One of the main uses of the Nuvolos platform is running applications. By applications we mean any software tool used to interact with data or code or used as a working environment: for example Jupyter Lab, R Studio, VSCode, MatLab, Stata, and so forth. By default, Nuvolos provides you with a wide curated array of applications in their best or most used configurations, so that you can get started easily with your notebook, experiment, or data analysis. Beyond this, custom configurations can be set up. Nuvolos supports any application that can run on Linux.

Applications are always run within a particular Nuvolos instance. A given application can be run once, repeatedly, continuously, or multiple times in parallel, as desired. Moreover, applications are always containerised, meaning the tool with all of its dependencies are treated as a single whole (see below for more details).

In order to run an application on Nuvolos, you must have at least the editor role in an instance.

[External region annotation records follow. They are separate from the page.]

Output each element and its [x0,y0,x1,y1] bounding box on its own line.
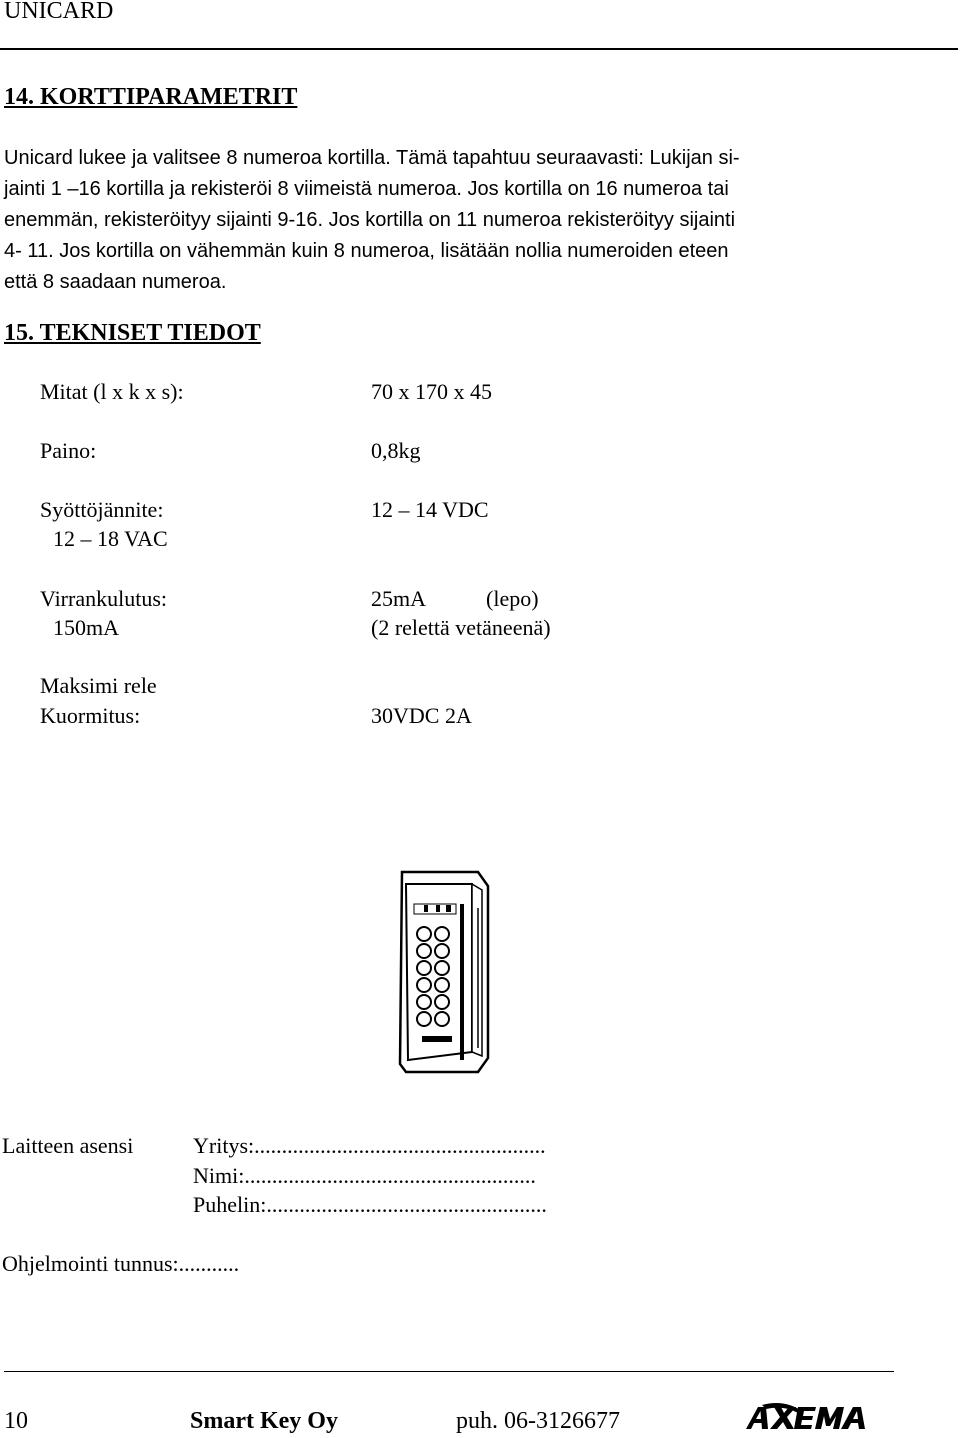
spec-value-current-active: 150mA [53,615,119,640]
spec-value-weight: 0,8kg [371,438,421,463]
footer-phone: puh. 06-3126677 [456,1408,620,1434]
section-15-heading: 15. TEKNISET TIEDOT [4,320,261,346]
spec-note-current-active: (2 relettä vetäneenä) [371,615,551,640]
keypad-key [417,927,431,941]
spec-note-current-idle: (lepo) [486,586,539,611]
keypad-key [435,961,449,975]
installer-name-field: Nimi:..................................................... [193,1163,536,1188]
programming-code-field: Ohjelmointi tunnus:........... [2,1251,240,1276]
page-number: 10 [4,1408,28,1434]
installer-phone-field: Puhelin:................................................... [193,1192,547,1217]
keypad-key [435,1012,449,1026]
footer-rule [4,1371,894,1372]
keypad-key [435,927,449,941]
section-14-heading: 14. KORTTIPARAMETRIT [4,84,298,110]
keypad-key [435,995,449,1009]
paragraph-line: että 8 saadaan numeroa. [4,271,227,293]
keypad-reader-illustration [392,868,492,1074]
axema-logo [744,1401,868,1433]
keypad-key [435,978,449,992]
spec-label-relay: Maksimi rele [40,673,157,698]
paragraph-line: jainti 1 –16 kortilla ja rekisteröi 8 viimeistä numeroa. Jos kortilla on 16 numeroa tai [4,178,729,200]
footer-company: Smart Key Oy [190,1408,338,1434]
paragraph-line: Unicard lukee ja valitsee 8 numeroa kortilla. Tämä tapahtuu seuraavasti: Lukijan si- [4,147,740,169]
spec-value-current-idle: 25mA [371,586,426,611]
paragraph-line: 4- 11. Jos kortilla on vähemmän kuin 8 numeroa, lisätään nollia numeroiden eteen [4,240,729,262]
spec-label-current: Virrankulutus: [40,586,167,611]
installer-company-field: Yritys:..................................................... [193,1133,546,1158]
header-title: UNICARD [4,0,114,24]
keypad-key [417,978,431,992]
spec-value-relay: 30VDC 2A [371,703,472,728]
spec-value-supply-dc: 12 – 14 VDC [371,497,489,522]
keypad-key [435,944,449,958]
keypad-key [417,995,431,1009]
spec-label-weight: Paino: [40,438,97,463]
keypad-key [417,944,431,958]
paragraph-line: enemmän, rekisteröityy sijainti 9-16. Jos kortilla on 11 numeroa rekisteröityy sijainti [4,209,736,231]
spec-label-dimensions: Mitat (l x k x s): [40,379,184,404]
spec-label-supply: Syöttöjännite: [40,497,164,522]
spec-value-supply-ac: 12 – 18 VAC [53,526,168,551]
spec-label-load: Kuormitus: [40,703,141,728]
installer-label: Laitteen asensi [2,1133,134,1158]
keypad-key [417,1012,431,1026]
keypad-key [417,961,431,975]
spec-value-dimensions: 70 x 170 x 45 [371,379,492,404]
header-rule [0,48,958,50]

Application containerisation

Every application in Nuvolos is containerized. Containerization involves bundling an application together with all of its related configuration files, libraries, and dependencies required for it to run across different machines with the same architecture. As a consequence of containerization, applications are isolated and independent of each other. This has several benefits: it means that different configurations of the same application can be run concurrently, that the functioning of the whole container in the expected way is guaranteed (which is useful for scientific reproducibility, for example), and that the application can be distributed (see below). Initially, each application will contain the default configuration, libraries, and dependencies. Once the user has started an application, they will be able to install new packages and libraries. Because applications are containerized, changing the configuration of one application does not affect any others. That includes concurrent usages of the same application: if you run JupyterLab once and change its configuration (say install a package), and then run another JupyterLab environment (from its default state), the second application will not share packages with the first.

Application distribution

Because applications are containerised, they can be distributed wholesale to other instances. This means the application as it is, with all of its configuration and dependencies, will be sent to the current state of another instance and can then also be run in that instance. This makes distributing the results of experiments or data analysis a simple process. For education purposes, it is possible to use the mass distribution feature to disseminate not just the teaching material, but also the environment in which to interact with the teaching material to all the students of a course in this way.

Applications in snapshots

Applications can be versioned using the snapshot process built into Nuvolos. Thanks to containerisation, this is a single complete operation regardless of the configuration or dependencies of an application. This means that users don't have to worry about correctly copying or backing up every library or dependency and every configuration file to make sure an application is saved correctly.